Unless organizers get restless, it looks like one more day until the Billabong Pro Tahiti gets underway. As the seventh stop on the men’s World Championship Tour, Teahupoo is one of the most iconic waves in the world and can provide just as many waves of the year as it does wipeouts of the decade.
The official surf forecast, provided by Surfline, indicates a building southwest swell that will begin to show itself this afternoon, then grow in size and ferocity early Monday. The morning should see 10- to 15-foot faces with set waves hitting the 18-foot mark. Things will likely calm a bit Tuesday but the early hours could still see at least 10-foot faces.
A second swell appears to be on tap for Wednesday and Thursday, which could be just as good as Monday’s but will depend more on storm forecasts near New Zealand.
Whether the ASP decides to get the first round in the water today or tomorrow, Kilauea’s Sebastian Zietz will open the event in the very first heat, a non-elimination contest with Kelly Slater and Glenn Hall. With five events still on tap for 2014, Zietz enters ranked 19th in the WCT standings. As outlined a few weeks back, he still has one throwaway score to work with, having reached at least the third round in all but the first event of the year.
Last year was an early exit for Seabass at Chopes. He was eliminated in the second round by Adam Melling despite them both finishing with a 14.10 two-wave total. Melling’s top score of 8.33 just outpointed Zietz’s 8.27 for the tiebreaker win.
When it comes to Teahupoo, Kauai has produced some of its most memorable chargers. It was the final contest for Andy Irons, who won the Billabong Pro Tahiti in 2010 just two months before passing away.

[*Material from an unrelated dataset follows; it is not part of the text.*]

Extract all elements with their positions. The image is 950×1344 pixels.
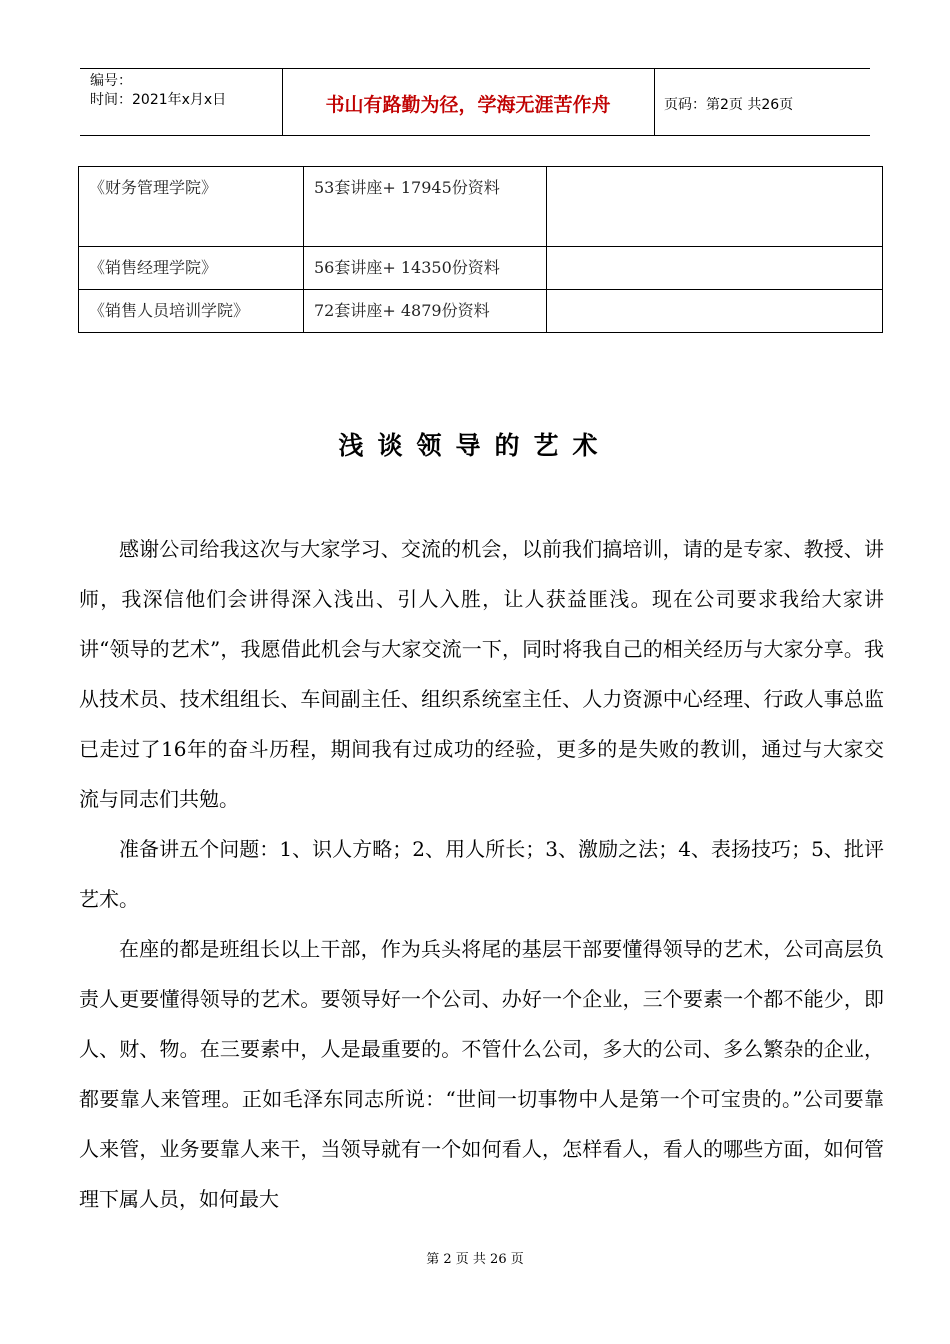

The victory brought Irons full circle to the early stages of his career when he won the same event in 2002 to propel him to three straight world titles from 2002 to 2004.
Irons also credits Teahupoo with the wave that transformed his life, dropping into a monster barrel – just to keep brother Bruce off of it, according to him – and getting spit out after somehow holding his rail and remaining locked upright. All you have to do is search “Andy Irons that wave” online and you’ll quickly see what I’m talking about.
Bruce Irons has become so familiar with Chopes that he made a magazine cover by catching a wave while blindfolded. He’s also made a sacrifice to the spot he called the “most beautiful and disturbing wave in the world” during a Surfline interview by unwittingly donating his board shorts during a monster wipeout, then being sledded naked back through the lineup. He became a human metaphor for what the wave can do, but also what can be done on it.
One of the best known women big-wavers on the planet, Kauai’s Keala Kennelly, took a nasty tumble into the reef in 2011, receiving facial lacerations requiring more than 50 stitches. But she was back at her spot in no time and has since gone on to win the Billabong XXL Global Big Wave Award in 2013 and 2014. Kennelly said that what she has taken away from her accident is that even on a smaller day, Teahupoo is still a wave of major consequence.